Americans are an independent lot by nature, and they instinctively resist unbridled expansion of government power — except in times of crisis. The attacks of Sept. 11, 2001, gave birth to the Department of Homeland Security, which citizens rightly welcomed to the fight against terrorism. Now a different sort of enemy threatens the nation in the form of the coronavirus, which is filling up morgues with its victims. Strategies for containing the pandemic are going, well, viral, bringing the colossal power of U.S. brains and brawn to bear against the peril. With them, though, come edicts that suddenly weaken constitutional liberties in a manner that would never be acceptable in normal times. Americans must demand their liberty back when the danger subsides.

In recent days, communiques have proliferated the public domain reading like passages out of “Nineteen Eighty-Four,” George Orwell’s dystopian novel of totalitarianism: “Stay at home. Only go out for essentials. You have to readjust your thinking. Be smart. Not only will our police be deployed to shut them down if you are not abiding by these orders we will be forced to shut down the parks and lakefront. The situation is deadly serious and we need you to take it deadly seriously.”

In fact, these are warning words from Chicago Mayor Lori Lightfoot. Some city residents, she judges, have treated her coronavirus lockdown mandate to stay home a little too cavalierly, gathering in parks to ride bikes, run and stroll with baby carriages. Normal springtime activities are fine in ordinary times but with dozens of deaths and thousands of infections statewide, this is no ordinary spring.

Metropolitan regions share the best of modern life, but also bear the worst. The coronavirus has introduced the 21st century to an unexpected level of dread. Around the nation, photos of city streets deserted at midday have the look of pre-dawn Sunday, proof that admonitions like Ms. Lightfoot’s, intended to slow the spread of contagion, are indeed being reluctantly heeded by most residents. A text from one Chicago 30-something conveys what many are likely thinking but few are saying: “They’re not letting us go outside. Tyranny.”

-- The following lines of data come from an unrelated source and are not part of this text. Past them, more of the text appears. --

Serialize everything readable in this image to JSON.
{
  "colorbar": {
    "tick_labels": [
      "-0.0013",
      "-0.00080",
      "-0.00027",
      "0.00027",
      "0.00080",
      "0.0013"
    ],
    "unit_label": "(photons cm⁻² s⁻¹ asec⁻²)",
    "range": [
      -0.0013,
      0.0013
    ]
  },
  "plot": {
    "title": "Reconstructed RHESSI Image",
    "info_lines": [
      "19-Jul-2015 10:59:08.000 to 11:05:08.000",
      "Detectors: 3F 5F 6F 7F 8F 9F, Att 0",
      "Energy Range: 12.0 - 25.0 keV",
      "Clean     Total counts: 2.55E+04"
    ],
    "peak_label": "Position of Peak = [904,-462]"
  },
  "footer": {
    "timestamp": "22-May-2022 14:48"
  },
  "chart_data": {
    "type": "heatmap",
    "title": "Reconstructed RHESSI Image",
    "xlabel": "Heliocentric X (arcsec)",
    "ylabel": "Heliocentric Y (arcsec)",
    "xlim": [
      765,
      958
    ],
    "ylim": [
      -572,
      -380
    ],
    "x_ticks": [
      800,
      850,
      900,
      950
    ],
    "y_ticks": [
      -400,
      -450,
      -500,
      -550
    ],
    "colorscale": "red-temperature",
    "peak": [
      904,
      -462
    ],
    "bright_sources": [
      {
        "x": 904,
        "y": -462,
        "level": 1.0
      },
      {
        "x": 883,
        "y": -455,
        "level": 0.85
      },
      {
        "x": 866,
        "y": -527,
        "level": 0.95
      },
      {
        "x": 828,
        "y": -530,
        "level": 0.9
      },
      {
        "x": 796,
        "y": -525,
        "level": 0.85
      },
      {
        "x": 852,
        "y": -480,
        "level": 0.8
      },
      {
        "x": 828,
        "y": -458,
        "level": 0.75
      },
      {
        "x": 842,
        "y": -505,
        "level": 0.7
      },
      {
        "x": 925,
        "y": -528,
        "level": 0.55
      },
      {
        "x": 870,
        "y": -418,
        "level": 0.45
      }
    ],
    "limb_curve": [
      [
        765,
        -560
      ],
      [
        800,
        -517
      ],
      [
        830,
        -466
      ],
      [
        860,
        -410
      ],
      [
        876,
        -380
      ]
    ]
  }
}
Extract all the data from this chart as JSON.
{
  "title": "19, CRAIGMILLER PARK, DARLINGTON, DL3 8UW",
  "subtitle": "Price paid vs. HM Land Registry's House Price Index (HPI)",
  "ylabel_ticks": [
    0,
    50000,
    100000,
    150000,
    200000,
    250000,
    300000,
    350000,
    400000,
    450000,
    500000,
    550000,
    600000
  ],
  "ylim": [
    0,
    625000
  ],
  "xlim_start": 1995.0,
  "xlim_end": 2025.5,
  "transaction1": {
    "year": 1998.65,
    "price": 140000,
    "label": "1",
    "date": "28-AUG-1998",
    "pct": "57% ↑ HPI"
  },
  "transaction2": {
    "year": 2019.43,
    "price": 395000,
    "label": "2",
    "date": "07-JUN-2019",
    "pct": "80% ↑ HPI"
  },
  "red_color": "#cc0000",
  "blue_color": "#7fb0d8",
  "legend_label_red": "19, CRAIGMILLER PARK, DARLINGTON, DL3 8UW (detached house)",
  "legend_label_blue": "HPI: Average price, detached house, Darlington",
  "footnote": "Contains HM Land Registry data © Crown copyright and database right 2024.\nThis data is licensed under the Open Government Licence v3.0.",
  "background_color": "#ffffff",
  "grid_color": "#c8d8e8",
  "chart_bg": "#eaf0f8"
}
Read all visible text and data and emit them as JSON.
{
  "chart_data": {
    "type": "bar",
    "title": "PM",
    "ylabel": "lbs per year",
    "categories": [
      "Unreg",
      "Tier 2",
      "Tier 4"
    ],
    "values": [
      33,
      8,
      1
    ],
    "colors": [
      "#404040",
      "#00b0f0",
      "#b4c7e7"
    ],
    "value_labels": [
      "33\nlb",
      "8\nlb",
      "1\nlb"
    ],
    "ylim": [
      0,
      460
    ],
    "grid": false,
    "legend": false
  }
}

Tyranny is a strong word. It may better apply to even more-restrictive measures taken in such places as China, South Korea and Singapore. In those nations, governments have employed phone location data to track the location of known coronavirus carriers in order to ensure they are honoring self-quarantine rules. To a degree, it makes sense. But video broadcast around the world of Chinese state police chasing citizens through the streets until they are finally captured and dragged off, still squirming, raise gut-wrenching questions about how far authorities should go in truncating liberty in the name of public health.

Less militaristic but similarly invasive techniques are underway here. State and local governments in conjunction with the federal Centers for Disease Control and Prevention are harvesting location and movement data of cellphone users provided by mobile advertisers, reports The Wall Street Journal. Authorities hope to track the anonymized movements of populations in as many as 500 cities in order detect clusters of individuals ignoring stay-at-home rules and halt virus hot spots before they erupt.

To be sure, perilous times call for extraordinary measures. U.S. cities are not rounding up footloose pedestrians, but insidious abuse could be in the offing if authorities go beyond simply eyeballing cellphone location data and deploy it in order to lock down city sectors or round up curfew refuseniks.

Ominously, the Department of Health and Human Services last week waived Health Insurance Portability and Accountability Act regulations prohibiting the sharing of patient medical data in order to facilitate COVID-19 treatment. Sen. Edward Markey, Massachusetts Democrat, has raised concern that relaxed rules could lead to widespread privacy breaches. In a March 18 letter to White House Chief Technology Officer Michael Kratsios, Mr. Markey wrote: “Although I agree that we must use technological innovations and collaboration with the private sector to combat the coronavirus, we cannot embrace action that represents a wholesale privacy invasion, particularly when it involves highly sensitive and personal location information.”

The coronavirus will eventually fade, leaving behind disturbing memories and fresh graves. It will fall to the survivors of the 2020 pandemic to ensure that strictures instituted for an terrifying era also vanish so that future generations can say with conviction that America is still “the land of the free.”